9. Treat yourself the way you want to be treated. 

“People tend to treat us the way we treat ourselves. Are you under the illusion that caretaking others — giving yourself up and people pleasing — will result in feeling loved by your partner? Here is where you need to get real! 

As long as you are rejecting and abandoning yourself and making your partner responsible for your sense of worth and safety, you will feel unloved by your partner. Learning to love yourself changes all of this!”

Margaret Paul, Ph.D. is a best-selling author, relationship expert, and co-creator of the powerful Inner Bonding® process.

10. Get real. 

“Loving yourself is not easy because it requires five essential gifts you must give yourself first: honesty, safety, trust, respect, and reliability. Without these, expressed in everything you think, do, and say, you will have games, misunderstandings, anger and resentment.
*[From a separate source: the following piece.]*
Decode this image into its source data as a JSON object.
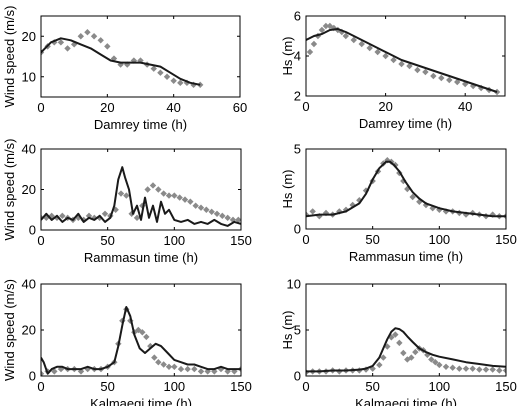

You’ll think of yourself as a victim, a martyr, or worse, a person who has to settle for crumbs and the occasional compliment. If you want an equal, reciprocal, and mutual relationship — a healthy one — with someone else, it means getting real with yourself first. Remember, you cannot give a gift you do not have!”

Rhoberta Shaler, PhD, The Relationship Help Doctor, is a relationship expert, mediator, speaker, author of sixteen books.
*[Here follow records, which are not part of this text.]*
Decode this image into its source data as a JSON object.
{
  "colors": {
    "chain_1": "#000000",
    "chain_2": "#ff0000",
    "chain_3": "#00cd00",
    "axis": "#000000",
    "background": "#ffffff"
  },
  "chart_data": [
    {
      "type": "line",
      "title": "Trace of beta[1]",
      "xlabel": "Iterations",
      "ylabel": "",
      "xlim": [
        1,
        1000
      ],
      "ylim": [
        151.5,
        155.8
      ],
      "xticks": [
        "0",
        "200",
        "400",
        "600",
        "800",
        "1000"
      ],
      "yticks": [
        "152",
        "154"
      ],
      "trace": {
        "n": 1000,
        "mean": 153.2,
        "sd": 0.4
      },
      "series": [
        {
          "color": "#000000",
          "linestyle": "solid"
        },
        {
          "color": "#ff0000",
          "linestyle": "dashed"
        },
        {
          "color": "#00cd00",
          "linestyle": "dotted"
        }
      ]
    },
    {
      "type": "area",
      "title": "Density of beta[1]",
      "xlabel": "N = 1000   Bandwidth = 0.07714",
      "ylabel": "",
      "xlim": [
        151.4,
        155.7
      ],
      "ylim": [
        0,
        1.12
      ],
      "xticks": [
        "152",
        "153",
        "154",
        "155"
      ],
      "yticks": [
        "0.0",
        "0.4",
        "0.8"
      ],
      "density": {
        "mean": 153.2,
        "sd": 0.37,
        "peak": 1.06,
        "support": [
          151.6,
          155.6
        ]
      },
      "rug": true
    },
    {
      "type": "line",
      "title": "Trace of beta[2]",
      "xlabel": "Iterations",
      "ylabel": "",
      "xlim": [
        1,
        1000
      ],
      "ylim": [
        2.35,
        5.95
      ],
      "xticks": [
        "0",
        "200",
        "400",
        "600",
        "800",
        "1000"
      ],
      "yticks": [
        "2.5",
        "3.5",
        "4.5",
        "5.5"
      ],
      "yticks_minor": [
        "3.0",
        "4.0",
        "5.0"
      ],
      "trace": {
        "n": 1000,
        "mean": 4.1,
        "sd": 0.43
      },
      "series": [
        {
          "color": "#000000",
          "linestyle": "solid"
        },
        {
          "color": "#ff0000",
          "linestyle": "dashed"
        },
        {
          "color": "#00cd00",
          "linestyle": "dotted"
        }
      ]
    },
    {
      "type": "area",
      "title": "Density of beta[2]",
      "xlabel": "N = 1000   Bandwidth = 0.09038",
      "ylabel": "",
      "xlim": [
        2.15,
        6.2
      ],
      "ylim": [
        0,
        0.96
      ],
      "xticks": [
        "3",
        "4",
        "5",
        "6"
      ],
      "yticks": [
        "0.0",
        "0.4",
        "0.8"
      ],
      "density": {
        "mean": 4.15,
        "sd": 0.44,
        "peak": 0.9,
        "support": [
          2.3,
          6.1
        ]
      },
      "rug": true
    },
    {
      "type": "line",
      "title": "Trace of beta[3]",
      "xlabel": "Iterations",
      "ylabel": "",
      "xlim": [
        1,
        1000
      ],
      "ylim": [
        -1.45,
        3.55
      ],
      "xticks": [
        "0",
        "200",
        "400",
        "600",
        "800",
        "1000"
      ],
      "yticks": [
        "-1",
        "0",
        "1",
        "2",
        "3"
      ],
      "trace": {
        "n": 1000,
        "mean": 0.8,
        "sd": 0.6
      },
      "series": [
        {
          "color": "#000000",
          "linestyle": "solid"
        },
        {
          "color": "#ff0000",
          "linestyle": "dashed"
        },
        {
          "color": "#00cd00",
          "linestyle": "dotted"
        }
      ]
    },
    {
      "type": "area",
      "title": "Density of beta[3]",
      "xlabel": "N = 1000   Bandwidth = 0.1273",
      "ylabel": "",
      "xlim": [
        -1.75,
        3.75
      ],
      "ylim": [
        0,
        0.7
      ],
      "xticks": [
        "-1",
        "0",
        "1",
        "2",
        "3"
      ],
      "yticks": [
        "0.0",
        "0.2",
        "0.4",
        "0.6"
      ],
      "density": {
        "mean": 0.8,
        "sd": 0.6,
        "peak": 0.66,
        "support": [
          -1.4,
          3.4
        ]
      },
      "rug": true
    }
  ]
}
11. Radically accept yourself.

“There is no ‘right’ way to feel about money. No ‘best’ way to think about dollars and cents. Savers are not ‘better’ than spenders. And vice versa. Every individual is born with a natural bent towards handling money. Give yourself a break if you like to spend or take some risks with your funds. Pat yourself on the back if you like to save.

Or, if you don’t like to think much about money, that’s okay too. Love your natural bent — develop your strengths and work on your weaknesses, but stop telling yourself how you feel about money is wrong.”
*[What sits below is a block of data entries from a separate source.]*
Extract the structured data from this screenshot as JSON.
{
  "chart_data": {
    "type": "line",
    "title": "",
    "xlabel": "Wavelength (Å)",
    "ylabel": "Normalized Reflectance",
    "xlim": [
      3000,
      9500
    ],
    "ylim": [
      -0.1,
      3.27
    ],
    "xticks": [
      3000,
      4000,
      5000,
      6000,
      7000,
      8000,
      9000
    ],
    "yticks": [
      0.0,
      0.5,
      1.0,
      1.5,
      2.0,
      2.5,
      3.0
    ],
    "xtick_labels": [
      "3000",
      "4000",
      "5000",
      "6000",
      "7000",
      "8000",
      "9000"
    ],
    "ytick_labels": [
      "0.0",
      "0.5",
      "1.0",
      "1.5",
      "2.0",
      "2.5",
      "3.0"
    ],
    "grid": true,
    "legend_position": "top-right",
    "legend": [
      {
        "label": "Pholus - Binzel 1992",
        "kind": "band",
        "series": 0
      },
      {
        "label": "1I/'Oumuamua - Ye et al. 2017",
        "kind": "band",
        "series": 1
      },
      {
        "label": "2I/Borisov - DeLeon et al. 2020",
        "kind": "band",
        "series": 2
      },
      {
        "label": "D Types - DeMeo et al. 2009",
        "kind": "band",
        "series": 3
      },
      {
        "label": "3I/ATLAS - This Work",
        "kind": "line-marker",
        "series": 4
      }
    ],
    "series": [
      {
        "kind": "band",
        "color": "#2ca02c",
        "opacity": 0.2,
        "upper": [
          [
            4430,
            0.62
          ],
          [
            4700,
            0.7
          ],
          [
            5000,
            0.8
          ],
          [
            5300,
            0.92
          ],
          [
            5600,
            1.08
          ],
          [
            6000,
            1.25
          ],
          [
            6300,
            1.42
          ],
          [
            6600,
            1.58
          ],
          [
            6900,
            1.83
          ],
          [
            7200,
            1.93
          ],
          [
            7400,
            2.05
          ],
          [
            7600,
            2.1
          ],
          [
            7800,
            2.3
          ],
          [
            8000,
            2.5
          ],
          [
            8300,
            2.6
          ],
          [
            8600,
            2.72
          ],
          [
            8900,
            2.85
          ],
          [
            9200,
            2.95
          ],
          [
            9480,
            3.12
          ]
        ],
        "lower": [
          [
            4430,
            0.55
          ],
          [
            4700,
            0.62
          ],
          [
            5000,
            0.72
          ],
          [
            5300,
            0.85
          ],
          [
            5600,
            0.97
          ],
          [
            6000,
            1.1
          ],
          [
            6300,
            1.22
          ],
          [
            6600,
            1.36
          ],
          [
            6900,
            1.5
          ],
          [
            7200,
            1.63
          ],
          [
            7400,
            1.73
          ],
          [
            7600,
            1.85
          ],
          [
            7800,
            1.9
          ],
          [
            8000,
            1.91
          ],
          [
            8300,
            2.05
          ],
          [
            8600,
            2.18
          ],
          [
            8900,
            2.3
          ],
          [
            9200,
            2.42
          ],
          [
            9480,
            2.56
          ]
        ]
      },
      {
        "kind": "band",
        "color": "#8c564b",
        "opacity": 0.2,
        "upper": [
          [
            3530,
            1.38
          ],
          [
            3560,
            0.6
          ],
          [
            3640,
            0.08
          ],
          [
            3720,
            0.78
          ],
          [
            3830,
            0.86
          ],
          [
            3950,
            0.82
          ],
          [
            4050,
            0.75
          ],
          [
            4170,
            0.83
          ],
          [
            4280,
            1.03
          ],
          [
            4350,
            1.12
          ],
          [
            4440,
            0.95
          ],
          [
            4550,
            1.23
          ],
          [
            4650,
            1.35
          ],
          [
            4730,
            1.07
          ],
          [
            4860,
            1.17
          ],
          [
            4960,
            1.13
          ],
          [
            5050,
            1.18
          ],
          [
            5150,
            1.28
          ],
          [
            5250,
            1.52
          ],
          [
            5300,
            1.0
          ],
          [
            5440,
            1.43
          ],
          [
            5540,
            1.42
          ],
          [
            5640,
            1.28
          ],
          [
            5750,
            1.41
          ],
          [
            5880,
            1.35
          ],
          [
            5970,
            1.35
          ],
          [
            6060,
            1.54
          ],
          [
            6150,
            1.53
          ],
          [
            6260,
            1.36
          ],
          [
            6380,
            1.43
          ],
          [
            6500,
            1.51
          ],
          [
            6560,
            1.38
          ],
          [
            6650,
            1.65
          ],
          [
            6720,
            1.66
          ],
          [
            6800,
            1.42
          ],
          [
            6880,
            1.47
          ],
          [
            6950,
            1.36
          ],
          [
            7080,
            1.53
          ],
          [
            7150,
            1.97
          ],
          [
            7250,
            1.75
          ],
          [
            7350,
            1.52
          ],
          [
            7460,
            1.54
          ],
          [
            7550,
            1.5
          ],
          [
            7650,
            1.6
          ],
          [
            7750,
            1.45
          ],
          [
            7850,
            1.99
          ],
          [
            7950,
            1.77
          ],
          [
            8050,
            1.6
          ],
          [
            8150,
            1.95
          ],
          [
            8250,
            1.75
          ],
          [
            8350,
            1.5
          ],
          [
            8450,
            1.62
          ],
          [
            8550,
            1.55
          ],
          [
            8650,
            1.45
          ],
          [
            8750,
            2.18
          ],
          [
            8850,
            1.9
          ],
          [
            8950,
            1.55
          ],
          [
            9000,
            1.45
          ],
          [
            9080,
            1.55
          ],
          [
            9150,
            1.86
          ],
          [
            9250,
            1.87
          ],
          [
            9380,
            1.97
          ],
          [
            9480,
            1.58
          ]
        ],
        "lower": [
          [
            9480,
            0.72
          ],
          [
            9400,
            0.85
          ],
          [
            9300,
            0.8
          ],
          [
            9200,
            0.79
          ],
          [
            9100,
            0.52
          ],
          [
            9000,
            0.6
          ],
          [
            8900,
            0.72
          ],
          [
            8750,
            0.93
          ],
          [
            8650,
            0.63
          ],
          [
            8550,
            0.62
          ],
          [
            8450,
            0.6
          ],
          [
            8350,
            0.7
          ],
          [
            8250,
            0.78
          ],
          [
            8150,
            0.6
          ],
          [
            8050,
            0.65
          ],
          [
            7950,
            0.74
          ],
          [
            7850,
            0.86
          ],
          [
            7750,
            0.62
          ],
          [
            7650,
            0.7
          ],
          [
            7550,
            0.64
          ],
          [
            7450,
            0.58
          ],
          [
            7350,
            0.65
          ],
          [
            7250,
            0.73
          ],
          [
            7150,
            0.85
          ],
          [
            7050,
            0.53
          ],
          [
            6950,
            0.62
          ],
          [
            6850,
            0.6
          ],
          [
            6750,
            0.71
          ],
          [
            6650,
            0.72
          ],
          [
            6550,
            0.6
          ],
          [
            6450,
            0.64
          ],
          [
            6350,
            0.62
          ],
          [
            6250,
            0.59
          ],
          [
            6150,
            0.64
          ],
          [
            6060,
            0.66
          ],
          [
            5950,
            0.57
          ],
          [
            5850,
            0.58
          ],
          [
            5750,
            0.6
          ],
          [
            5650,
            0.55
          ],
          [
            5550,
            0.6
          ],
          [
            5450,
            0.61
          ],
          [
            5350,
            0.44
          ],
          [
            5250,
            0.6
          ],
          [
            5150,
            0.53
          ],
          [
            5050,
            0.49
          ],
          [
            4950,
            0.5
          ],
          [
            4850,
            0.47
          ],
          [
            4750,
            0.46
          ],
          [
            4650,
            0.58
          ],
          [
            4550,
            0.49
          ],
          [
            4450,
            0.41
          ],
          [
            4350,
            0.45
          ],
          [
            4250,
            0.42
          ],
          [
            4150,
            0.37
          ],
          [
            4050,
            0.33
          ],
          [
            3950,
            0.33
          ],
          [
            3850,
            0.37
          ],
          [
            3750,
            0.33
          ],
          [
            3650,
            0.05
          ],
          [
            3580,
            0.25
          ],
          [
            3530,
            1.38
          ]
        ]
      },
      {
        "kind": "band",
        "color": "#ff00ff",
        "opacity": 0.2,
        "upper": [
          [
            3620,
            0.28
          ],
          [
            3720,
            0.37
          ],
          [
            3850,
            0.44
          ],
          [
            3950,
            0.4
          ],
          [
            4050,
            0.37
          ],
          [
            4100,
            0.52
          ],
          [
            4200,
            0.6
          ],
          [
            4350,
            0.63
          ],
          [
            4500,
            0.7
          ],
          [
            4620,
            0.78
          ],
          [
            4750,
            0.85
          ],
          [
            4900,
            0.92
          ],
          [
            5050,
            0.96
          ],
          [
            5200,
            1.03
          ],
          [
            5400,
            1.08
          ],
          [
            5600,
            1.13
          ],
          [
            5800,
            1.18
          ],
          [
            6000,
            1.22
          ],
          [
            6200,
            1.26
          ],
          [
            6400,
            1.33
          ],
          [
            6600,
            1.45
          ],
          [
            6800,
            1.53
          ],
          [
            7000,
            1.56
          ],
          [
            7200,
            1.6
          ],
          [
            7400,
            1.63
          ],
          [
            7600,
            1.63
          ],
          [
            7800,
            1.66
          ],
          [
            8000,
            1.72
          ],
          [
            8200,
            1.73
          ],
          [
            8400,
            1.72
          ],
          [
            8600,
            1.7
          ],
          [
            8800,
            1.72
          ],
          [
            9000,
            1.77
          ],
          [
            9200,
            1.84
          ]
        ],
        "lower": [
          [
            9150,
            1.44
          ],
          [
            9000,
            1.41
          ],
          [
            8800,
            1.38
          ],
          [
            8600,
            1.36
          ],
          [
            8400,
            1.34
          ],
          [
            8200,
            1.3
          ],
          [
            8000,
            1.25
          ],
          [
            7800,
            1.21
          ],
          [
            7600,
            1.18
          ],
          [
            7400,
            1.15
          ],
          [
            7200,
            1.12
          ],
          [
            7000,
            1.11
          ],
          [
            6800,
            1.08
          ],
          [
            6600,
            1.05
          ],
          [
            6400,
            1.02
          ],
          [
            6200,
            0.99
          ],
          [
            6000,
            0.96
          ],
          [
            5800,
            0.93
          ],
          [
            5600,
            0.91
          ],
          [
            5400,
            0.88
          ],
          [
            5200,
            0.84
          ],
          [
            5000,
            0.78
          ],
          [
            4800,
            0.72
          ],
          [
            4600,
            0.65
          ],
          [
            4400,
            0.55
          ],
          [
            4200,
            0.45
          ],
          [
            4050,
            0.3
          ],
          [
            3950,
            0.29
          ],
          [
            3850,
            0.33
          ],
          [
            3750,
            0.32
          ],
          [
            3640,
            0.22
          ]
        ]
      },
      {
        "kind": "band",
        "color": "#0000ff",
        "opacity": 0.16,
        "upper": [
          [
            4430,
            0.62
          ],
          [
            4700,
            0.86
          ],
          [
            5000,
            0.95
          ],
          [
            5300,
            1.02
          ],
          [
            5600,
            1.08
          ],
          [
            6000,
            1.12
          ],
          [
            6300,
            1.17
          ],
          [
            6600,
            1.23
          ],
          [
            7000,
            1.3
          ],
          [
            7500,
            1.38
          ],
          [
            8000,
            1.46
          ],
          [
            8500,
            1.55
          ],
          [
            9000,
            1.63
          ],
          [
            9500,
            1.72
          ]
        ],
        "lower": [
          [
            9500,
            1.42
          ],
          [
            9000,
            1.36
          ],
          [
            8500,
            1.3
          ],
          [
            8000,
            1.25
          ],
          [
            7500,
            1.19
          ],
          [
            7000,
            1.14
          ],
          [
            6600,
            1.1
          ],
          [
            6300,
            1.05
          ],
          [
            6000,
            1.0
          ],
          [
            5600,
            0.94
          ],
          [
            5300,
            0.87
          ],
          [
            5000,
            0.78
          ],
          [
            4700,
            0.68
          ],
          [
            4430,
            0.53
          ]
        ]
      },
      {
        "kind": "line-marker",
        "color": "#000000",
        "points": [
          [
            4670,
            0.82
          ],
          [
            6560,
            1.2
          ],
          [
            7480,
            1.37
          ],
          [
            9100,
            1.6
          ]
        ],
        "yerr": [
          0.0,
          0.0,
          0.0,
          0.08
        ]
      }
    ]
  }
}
Scott & Bethany Palmer, The Money Couple, are financial planners, authors, and speakers who help couples tackle money issues in their relationship.

12. Set healthy boundaries. 

“Loving yourself is vital to living a free, and authentic life. Setting boundaries; asking for what you need and want; making choices that are good for you; allowing and even welcoming mistakes to learn from, and quieting down that inner critic whose voice we inherited, but isn’t truly ours; and having self-compassion. There is no magic formula for achieving self-love; it’s a daily exercise and starts with awareness. 

Noticing times when you choose to please others at your expense; or when you keep quiet to avoid conflict; or don’t ask for help when you need some. Then see if you can get up the courage to ask for the help; or set one limit that feels risky and see how it goes. Getting real about your life is a commitment to yourself!”